Соскочив с лошадей, монархи в дружественном и честном порыве обнялись, тем самым давая понять, что многолетняя война между Сполето и Фриулем, между Беренгарием и отцом Ламберта, осталась где-то далеко в прошлом. Отпустив лошадей щипать траву, монархи сперва, опустившись на колени, совместно вознесли хвалу Богу, а после побрели вдоль реки среди уже достаточно густой и поднявшейся травы. Их свиты, умудренные опытом подобным встреч, тронулись вслед за ними, сохраняя создавшуюся изначально дистанцию.
Первый вопрос – о признании регалий и титулов друг друга – был решен во время приветствия и в ходе разговора более не возникал. Следующий вопрос, касающийся разграничения территорий влияния, был инициирован Беренгарием. После некоторых споров, Ламберт, накануне проинструктированный должным образом своими советниками, согласился признать территории к северу от реки По и к востоку от Тичино сеньорией Беренгария при сохранении императорской власти Ламберта по всей остальной Италии, заканчивающейся тогда, с учетом вассальных территорий, на широте Рима.

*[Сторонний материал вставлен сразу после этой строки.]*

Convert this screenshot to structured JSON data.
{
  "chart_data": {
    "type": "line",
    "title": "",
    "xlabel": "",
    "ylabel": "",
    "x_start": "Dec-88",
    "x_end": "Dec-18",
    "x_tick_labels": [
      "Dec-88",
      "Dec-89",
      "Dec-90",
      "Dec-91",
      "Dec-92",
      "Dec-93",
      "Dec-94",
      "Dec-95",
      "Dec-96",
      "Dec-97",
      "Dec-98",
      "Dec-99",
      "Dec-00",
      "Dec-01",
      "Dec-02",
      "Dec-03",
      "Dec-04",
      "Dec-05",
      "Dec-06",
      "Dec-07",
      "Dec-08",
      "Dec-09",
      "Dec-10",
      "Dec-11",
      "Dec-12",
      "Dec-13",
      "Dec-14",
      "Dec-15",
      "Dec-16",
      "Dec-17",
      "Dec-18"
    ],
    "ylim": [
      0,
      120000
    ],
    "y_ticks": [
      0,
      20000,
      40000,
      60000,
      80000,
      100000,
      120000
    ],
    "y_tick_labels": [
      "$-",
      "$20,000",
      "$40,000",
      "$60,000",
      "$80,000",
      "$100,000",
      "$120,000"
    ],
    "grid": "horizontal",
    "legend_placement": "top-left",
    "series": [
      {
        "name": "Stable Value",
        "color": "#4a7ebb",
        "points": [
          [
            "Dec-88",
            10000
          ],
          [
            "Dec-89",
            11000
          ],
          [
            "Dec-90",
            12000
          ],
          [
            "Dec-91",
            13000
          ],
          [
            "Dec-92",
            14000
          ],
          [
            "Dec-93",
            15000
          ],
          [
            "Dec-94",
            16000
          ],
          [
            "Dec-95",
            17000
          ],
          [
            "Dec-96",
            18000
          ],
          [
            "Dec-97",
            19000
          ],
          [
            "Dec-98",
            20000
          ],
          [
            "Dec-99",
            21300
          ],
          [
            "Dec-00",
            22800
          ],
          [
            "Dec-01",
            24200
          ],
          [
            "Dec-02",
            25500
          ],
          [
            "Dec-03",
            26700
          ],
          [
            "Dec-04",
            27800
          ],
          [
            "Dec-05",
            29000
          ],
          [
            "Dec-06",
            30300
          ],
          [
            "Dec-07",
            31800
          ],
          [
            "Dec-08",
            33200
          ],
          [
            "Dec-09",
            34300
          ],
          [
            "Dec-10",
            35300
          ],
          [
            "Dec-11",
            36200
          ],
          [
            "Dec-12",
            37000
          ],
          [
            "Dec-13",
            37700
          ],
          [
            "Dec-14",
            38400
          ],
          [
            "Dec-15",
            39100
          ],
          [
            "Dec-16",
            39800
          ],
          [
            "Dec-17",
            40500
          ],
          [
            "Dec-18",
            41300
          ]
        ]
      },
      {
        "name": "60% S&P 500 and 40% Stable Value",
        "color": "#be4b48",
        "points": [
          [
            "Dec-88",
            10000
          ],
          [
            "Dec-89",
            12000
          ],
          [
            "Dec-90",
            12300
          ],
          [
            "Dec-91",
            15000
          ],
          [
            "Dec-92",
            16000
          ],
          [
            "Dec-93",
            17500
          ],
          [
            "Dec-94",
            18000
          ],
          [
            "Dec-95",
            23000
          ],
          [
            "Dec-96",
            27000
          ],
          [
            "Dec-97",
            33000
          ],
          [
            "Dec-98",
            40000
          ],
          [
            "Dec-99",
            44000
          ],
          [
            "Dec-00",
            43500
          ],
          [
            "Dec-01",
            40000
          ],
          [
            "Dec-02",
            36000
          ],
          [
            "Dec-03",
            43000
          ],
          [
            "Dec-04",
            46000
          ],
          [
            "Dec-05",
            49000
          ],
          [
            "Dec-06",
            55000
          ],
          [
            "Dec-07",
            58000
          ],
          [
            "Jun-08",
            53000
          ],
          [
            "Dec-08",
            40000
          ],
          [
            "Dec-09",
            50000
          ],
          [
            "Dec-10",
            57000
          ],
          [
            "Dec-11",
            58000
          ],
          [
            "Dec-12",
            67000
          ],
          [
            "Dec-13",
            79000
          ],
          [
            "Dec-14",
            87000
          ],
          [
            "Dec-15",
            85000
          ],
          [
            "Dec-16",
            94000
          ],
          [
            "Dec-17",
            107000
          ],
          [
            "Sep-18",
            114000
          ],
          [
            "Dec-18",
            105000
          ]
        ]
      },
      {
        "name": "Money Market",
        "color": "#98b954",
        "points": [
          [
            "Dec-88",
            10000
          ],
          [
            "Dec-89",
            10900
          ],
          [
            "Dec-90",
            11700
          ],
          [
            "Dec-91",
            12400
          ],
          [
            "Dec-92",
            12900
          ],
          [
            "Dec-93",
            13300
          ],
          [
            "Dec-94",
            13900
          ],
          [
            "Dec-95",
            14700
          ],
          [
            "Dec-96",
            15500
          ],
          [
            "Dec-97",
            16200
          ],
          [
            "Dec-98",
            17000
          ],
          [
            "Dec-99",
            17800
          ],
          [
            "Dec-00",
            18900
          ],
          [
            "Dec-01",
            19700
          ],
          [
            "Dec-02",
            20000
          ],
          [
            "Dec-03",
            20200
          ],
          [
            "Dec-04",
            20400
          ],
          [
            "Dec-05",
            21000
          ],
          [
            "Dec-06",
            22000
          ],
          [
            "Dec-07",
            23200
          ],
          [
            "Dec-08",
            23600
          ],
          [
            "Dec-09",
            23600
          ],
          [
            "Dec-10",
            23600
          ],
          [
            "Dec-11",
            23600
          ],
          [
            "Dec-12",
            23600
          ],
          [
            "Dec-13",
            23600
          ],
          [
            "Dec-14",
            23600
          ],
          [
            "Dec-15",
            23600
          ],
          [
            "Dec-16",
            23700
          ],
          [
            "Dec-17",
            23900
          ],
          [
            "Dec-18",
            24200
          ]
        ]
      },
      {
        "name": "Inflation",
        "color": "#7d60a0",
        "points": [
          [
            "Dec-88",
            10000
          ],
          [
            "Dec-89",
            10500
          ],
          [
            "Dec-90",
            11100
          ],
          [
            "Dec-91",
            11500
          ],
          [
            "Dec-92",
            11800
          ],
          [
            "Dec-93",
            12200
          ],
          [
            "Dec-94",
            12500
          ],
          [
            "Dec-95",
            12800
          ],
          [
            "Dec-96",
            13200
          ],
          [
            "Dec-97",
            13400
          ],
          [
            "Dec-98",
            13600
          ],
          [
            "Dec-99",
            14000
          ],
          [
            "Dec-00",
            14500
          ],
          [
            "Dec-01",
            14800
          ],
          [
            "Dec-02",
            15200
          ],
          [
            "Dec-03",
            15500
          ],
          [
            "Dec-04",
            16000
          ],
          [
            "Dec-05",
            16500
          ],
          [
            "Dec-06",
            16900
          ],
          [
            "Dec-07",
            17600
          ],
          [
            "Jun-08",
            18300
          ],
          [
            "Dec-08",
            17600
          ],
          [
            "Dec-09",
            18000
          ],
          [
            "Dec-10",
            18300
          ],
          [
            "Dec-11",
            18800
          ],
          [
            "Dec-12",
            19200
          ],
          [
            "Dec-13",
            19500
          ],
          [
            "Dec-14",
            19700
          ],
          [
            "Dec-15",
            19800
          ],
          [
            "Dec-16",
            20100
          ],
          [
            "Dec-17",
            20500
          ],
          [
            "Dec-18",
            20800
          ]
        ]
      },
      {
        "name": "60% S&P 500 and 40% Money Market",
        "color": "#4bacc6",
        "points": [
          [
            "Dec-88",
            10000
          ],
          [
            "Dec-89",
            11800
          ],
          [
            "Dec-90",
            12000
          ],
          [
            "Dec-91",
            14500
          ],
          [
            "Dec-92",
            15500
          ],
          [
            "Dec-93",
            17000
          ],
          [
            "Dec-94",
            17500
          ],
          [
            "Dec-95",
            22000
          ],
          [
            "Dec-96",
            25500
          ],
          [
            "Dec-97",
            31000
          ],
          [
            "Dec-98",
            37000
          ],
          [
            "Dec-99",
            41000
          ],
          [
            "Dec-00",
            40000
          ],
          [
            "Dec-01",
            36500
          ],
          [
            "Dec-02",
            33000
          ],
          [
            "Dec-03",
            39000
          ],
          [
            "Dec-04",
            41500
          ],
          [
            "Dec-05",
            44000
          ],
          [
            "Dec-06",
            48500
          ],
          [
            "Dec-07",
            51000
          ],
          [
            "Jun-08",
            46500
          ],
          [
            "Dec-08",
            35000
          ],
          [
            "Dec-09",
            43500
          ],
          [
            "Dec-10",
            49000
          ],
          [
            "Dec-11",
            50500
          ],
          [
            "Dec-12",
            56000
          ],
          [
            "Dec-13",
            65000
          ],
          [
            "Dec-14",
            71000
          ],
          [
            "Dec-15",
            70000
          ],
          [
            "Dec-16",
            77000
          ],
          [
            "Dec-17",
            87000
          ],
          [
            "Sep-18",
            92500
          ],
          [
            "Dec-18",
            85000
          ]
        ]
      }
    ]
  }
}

Вопрос о кандидатуре понтифика оказался малоинтересен Беренгарию, но был жизненно важен сполетской партии. Беренгарий, прекрасно понимая это, воспользовался уязвимым положением сполетцев только для того, чтобы выторговать себе дополнительные преференции. А именно, в целях скорого объединения страны он сам предложил Ламберту руку своей дочери Гизелы. Ламберт, состроив, насколько он умел, мину восторженного удивления, дал принципиальное согласие на этот брак, предложив к началу осени доставить в Сполето портрет своей будущей супруги, хотя в прошлом месяце он не только имел удовольствие самолично лицезреть Гизелу, но и даже с приятностью общался. К тому же, мастерство тогдашних художников находилось на таком уровне, что могло скорее расстроить свадьбу, чем зажечь в глазах будущих супругов любовный огонь. Это лучше многих знал сам Ламберт, поскольку в те времена существовала традиция рассылать по провинциальным городам портреты нового императора, заступавшего на трон. Такие портреты назывались лауреатами, ибо голову цезаря на них украшали лавровые венки. Города встречали образ императора весьма торжественно, портреты монарха хранились почти столь же трепетно, как мощи святых покровителей. Посещая впоследствии эти города, император Ламберт всякий раз приятно удивлял своей внешностью тамошних жителей, к тому моменту уже свыкшихся с мыслью, что ими управляет какое-то безликое и бесполое существо с вечно унылым выражением лица. Таким образом, запросив у Беренгария портрет Гизелы, молодой монарх сделал это отнюдь не по велению сердца, желавшего всегда иметь подле себя образ любимой, а следуя опять-таки существовавшим тогда обычаям и, главное, стремясь выторговать время, чтобы убедиться в верности своего нового союзника. Беренгарий мог торжествовать.